Brahim Ghali deja España por el aeropuerto de Noáin en un vuelo a Argelia
El líder del Frente Polisario abandonó el hospital de Logroño a petición propia en ambulancia


Actualizado el 02/06/2021 a las 09:44
Brahim Ghali, líder del Frente Polisario, ha abandonado España desde el aeropuerto de Noain en un avión francés fletado por el Gobierno argelino en Burdeos y dotado de unidad medicalizada.
A las 22:45 horas, el aeropuerto de Noáin fue cerrado por personal de seguridad, que pidió a los periodistas que abandonaran la terminal. A las 22:55 horas llegaron en un taxi matrícula de Logroño dos personas: una de mediana edad, que podría ser el médico de confianza del líder polisario, y otro más joven. Antes de bajarse del taxi dieron una vuelta completa al aparcamiento, intentan esquivar a la prensa. Tras descender, ambos se negaron en redondo a cualquier tipo de declaración, limitándose a señalar que eran “árabes”. Ante la insistencia de los periodistas, solo uno de ellos preguntó: “¿Sois policías?”. No dijo más. Portaban cuatro maletas, una bolsa de plástico y sendas mochilas a sus espaldas.
Al estar cerradas las puertas batientes de entrada al aeropuerto, realizaron una llamada en árabe y entonces dos policías salieron desde el interior de las instalaciones aeroportuarias para abrirles las puertas. Ello dio pie a pensar que Brahím Ghali estaba ya en el interior, adonde podría haber entrado sobre las 22 horas en el vehículo medicalizado.
El avión no era el mismo que había partido este martes por la mañana desde el aeropuerto militar argelino de Boufarik con destino al aeródromo riojano de Agoncillo, que tuvo que dar la vuelta al entrar en el espacio aéreo español por no tener permisos necesarios ni plan de vuelo.
Ghali había abandonado el Hospital San Pedro de Logroño donde ha permanecido ingresado un mes y medio para ser tratado de COVID-19 sobre las 21.30 horas de forma discreta, después de pedir el alta de forma voluntaria y apenas unas horas después de declarar de forma telemática ante la Audiencia Nacional. Sobre él no pesa medida cautelar alguna, por lo que puede salir de España sin trabas.
El ministro de Transportes, Movilidad y Agenda Urbana, José Luis Ábalos, aseguró que la "atención humanitaria" al secretario general del Polisario había concluido y aclaró que saldría en las próximas horas. "No tiene más sentido que permanezca en España. La atención humanitaria ha concluido", aseguró en una entrevista en TVE.
España había acogido a Ghali por "razones humanitarias", según el propio Gobierno, que respondía de esta forma al empeoramiento de la salud del líder saharaui tras contagiarse de coronavirus. Según Exteriores, el líder del Polisario entró con su propio pasaporte argelino y se cambió de identidad en el propio hospital.
La acogida de Ghali ha servido a Marruecos como detonante de una crisis que derivó hace dos semanas en la entrada de miles de personas a Ceuta y en un pulso político entre Rabat y Madrid que implicó la llamada a consultas de la embajadora marroquí en España.El político saharaui abandonó a petición propia el hospital de San Pedro en Logroño a las 21.:05 horas, donde estaba ingresado desde el 18 de abril debido al coronavirus.
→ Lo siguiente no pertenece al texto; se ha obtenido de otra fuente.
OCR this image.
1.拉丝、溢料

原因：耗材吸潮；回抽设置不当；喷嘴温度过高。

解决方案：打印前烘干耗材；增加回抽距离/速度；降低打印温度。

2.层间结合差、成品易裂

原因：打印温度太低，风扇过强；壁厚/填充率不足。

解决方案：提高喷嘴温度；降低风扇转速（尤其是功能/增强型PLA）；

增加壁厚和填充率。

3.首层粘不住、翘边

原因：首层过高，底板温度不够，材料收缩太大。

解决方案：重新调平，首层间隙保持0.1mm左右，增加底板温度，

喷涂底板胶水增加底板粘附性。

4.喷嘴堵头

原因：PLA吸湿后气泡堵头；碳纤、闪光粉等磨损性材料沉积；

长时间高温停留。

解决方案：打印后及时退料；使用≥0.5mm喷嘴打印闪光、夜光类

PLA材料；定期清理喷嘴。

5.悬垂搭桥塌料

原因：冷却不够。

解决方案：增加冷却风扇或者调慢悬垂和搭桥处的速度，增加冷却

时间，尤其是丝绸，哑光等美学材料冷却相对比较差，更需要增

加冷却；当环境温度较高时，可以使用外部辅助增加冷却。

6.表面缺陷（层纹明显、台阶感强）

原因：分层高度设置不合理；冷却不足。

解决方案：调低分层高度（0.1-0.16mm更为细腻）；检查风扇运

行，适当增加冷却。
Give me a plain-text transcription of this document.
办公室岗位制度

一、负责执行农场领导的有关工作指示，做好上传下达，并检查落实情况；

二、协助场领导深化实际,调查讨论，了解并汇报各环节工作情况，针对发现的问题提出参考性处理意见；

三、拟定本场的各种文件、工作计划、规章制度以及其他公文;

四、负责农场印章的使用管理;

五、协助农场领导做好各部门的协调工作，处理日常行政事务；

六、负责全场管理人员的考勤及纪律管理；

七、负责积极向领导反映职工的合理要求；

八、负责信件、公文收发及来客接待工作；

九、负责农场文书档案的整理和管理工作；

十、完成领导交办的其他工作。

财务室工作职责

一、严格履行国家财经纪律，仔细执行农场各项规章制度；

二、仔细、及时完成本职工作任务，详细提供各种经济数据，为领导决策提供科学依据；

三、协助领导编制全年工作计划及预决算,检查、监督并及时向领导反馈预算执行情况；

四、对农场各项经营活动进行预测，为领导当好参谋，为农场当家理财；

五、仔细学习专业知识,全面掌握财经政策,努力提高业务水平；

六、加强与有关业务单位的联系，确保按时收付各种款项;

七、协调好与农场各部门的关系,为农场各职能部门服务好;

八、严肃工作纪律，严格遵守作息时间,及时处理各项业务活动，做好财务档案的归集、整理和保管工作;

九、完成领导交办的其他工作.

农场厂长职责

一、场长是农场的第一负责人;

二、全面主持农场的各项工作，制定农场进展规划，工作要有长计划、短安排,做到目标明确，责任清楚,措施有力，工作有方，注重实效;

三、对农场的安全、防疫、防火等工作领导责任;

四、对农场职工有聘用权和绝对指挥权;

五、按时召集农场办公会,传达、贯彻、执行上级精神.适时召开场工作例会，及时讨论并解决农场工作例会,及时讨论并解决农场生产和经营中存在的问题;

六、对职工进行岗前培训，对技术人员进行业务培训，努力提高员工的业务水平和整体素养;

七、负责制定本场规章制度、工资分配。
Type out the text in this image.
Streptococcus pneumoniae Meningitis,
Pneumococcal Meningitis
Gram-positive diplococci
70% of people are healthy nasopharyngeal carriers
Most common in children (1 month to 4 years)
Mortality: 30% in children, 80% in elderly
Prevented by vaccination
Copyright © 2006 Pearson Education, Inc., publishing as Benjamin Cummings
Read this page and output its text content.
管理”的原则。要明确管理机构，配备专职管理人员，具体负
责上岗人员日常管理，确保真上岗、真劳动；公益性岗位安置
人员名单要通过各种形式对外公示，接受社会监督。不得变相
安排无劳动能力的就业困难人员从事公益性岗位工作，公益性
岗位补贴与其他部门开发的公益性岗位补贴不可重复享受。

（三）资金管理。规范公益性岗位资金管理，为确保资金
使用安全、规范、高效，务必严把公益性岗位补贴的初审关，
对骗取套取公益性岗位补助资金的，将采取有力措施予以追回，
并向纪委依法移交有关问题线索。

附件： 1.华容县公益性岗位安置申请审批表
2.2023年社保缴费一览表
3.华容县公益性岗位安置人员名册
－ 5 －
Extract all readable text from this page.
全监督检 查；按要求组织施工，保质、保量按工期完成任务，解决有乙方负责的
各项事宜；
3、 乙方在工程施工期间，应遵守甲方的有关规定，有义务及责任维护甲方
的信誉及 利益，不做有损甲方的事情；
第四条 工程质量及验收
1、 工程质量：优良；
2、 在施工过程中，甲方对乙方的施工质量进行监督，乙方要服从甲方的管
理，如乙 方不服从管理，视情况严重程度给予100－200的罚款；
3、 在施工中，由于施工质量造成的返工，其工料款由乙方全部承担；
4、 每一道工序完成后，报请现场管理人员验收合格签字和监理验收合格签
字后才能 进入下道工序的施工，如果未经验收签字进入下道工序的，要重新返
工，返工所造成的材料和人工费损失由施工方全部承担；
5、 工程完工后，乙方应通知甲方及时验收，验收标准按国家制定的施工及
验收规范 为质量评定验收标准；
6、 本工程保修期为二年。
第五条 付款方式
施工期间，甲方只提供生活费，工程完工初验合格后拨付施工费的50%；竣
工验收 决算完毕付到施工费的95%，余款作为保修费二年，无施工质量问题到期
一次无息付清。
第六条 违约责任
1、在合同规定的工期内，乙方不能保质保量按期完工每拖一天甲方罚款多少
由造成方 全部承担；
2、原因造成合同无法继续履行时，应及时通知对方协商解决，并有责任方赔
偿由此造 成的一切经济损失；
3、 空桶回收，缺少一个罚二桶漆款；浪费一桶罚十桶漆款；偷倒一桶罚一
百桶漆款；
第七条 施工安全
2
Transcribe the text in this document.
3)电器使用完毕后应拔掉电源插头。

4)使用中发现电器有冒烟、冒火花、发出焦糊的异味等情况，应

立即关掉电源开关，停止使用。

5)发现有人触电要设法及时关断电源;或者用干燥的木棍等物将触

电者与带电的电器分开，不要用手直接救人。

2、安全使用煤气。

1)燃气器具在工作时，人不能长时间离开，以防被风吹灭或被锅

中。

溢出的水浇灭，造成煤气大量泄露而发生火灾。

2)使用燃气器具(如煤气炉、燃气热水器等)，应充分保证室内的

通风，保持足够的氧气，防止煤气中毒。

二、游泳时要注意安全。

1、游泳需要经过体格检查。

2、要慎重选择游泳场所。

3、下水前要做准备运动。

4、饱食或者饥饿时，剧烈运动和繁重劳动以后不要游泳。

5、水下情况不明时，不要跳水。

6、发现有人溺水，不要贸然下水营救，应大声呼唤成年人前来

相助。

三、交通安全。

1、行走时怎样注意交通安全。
Lo hizo en ambulancia, sin estar totalmente repuesto, a petición propia y sondado con una sonda urinaria y otra nasográstrica, según informa el diario La Rioja, que señaló que apenas podía caminar.
El líder saharaui no tenía ningún impedimento judicial para regresar a Argelia cuando lo estimara conveniente. El juez Santiago Pedraz interrogó ayer martes al presidente de la República Arabe Saharaui Democrática (RASD), autoproclamada en 1976, por las dos querellas reabiertas contra él una vez aterrizó en suelo español el pasado 18 de abril para ser ingresado en el Hospital San Pedro de Logroño.
Pedraz, titular del Juzgado Central de Instrucción número cinco, interrogó durante dos horas por videoconferencia a Ghali, de 71 años, sobre los hechos contenidos en las querellas de un colectivo saharaui y del activista Fadel Breica. Unos escritos que denuncian delitos de torturas y detenciones ilegales, entre otros, por parte del oficial y otros altos cargos del Polisario acaecidos presuntamente en los campamentos de refugiados de Tinduf.
Tras escuchar a Ghali desde su habitación, con evidentes síntomas de debilidad, el juez rechazó de plano decretar prisión provisional contra el investigado o retirarle el pasaporte para evitar su “fuga”, tal y como reclamaron los querellantes.